On 6th June she crossed the channel towards the Cotentin Peninsula and dropped paratroopers of the 501st Parachute Infantry Regiment (101st Airborne Division) south of Sainte-Mere- Eglise. Throughout the battle of Normandy she flew supply sorties using temporary landing strips, returning to the UK with wounded soldiers.
In August 1944 she took part in operations in the Provence, in September she carried men of the 82nd Airborne Division to Nijmegen to capture the bridge that led to Arnhem, during Operation Marker Garden, immortalised in the Film A Bridge Too Far. She was hit several times by enemy fire. Some months later on 27 December 1944, riddled by flak, she and her crew were very nearly lost.

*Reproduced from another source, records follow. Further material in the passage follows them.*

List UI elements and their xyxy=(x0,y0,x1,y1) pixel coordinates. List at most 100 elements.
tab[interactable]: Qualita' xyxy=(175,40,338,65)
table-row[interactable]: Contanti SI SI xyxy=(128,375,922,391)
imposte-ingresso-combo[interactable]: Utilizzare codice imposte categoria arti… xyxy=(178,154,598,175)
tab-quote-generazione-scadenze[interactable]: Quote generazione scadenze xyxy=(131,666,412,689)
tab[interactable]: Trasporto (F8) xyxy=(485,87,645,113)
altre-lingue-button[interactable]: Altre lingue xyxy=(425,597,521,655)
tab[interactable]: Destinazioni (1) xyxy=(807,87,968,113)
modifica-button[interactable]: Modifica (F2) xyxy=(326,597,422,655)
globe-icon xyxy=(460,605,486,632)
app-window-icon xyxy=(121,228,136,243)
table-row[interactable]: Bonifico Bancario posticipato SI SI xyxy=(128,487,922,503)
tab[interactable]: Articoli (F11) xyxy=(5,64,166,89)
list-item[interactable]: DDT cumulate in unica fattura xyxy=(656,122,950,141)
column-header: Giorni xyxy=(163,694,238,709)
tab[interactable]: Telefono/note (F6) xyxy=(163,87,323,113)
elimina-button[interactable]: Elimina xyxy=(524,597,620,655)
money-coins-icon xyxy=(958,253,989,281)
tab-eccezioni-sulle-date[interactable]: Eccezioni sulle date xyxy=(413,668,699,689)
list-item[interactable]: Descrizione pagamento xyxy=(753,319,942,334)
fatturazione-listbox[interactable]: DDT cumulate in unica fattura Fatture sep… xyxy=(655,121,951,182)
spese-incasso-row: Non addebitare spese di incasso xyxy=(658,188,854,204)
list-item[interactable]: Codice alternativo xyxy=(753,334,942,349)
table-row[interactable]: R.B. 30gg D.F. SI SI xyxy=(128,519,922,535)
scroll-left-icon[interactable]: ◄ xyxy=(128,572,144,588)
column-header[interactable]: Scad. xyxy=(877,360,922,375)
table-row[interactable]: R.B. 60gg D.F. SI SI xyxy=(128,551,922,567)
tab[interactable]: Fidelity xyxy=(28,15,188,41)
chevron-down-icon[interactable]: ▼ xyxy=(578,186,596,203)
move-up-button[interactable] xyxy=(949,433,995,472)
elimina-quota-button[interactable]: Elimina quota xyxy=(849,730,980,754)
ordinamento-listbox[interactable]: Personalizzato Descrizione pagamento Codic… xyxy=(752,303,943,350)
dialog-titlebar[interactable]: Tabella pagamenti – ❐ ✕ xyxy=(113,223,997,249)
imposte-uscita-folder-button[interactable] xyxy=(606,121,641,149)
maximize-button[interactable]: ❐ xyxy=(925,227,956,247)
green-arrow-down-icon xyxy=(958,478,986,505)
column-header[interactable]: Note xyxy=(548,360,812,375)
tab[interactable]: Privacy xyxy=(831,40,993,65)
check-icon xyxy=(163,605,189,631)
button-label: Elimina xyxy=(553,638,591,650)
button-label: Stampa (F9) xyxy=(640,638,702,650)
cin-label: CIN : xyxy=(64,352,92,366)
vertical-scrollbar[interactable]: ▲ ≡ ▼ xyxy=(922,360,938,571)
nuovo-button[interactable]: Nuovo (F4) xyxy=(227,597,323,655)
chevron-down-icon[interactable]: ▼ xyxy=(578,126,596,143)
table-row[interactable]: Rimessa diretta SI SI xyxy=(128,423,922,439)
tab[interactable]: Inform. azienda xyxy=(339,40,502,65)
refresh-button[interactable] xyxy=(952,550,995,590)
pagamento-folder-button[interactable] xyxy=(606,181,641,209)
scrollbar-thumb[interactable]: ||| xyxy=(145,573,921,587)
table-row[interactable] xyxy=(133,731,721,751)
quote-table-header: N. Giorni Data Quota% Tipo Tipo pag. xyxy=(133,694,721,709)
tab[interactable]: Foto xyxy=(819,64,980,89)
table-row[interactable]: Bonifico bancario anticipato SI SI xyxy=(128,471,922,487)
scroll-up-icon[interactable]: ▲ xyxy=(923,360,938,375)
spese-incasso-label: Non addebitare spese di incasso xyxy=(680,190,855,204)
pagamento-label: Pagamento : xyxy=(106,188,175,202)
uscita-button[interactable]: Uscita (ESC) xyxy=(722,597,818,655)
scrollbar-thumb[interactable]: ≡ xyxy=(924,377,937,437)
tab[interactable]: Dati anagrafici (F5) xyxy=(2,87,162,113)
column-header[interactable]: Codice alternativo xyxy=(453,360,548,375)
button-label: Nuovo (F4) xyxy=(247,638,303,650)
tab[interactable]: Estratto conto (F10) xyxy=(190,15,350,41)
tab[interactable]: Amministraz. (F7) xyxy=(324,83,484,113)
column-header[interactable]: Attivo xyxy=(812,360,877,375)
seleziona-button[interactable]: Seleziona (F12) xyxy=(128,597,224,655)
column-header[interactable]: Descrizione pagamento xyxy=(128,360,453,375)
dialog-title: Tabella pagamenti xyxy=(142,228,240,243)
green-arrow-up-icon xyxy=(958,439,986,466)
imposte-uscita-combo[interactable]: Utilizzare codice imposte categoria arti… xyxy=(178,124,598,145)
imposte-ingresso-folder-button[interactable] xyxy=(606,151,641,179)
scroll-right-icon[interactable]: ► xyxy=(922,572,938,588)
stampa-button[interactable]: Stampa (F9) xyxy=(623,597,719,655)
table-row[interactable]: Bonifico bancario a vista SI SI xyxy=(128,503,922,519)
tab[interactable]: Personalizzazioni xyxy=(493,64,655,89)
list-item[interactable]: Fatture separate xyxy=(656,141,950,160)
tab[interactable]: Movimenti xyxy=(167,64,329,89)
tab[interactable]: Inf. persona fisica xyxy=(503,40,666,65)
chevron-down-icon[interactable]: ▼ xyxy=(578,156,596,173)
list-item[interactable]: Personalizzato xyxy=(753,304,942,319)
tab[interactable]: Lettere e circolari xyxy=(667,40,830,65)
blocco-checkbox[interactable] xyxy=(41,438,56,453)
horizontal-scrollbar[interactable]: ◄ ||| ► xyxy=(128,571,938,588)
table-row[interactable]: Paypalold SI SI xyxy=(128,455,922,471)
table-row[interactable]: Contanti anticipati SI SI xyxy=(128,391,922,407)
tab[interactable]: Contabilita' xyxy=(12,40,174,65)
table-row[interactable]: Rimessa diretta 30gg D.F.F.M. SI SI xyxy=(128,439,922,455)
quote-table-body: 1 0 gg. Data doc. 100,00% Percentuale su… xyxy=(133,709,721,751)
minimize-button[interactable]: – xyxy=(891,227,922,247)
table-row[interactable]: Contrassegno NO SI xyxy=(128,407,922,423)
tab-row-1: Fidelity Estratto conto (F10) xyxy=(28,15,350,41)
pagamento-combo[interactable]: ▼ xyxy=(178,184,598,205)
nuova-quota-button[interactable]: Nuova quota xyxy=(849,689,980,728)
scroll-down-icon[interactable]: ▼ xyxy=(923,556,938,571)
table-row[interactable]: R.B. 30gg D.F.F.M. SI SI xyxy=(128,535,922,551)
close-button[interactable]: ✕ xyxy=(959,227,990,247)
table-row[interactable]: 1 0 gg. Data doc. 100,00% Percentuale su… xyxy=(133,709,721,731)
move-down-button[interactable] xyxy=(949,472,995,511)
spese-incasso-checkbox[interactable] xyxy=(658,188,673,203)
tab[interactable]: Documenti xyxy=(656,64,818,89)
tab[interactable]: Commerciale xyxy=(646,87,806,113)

At the end of the war the aircraft was sold to a Czechoslovakia and became a civilian airliner. The Dak was then purchased by the Armée de l’Air (French Air Force) in March 1960 but sold again in 1973, this time to the Yugoslavian army. At a base near Sarajevo, where she was used for many years as static instructional airframe, she was machine-gunned during the war that engulfed the Balkans but luckily survived the conflict.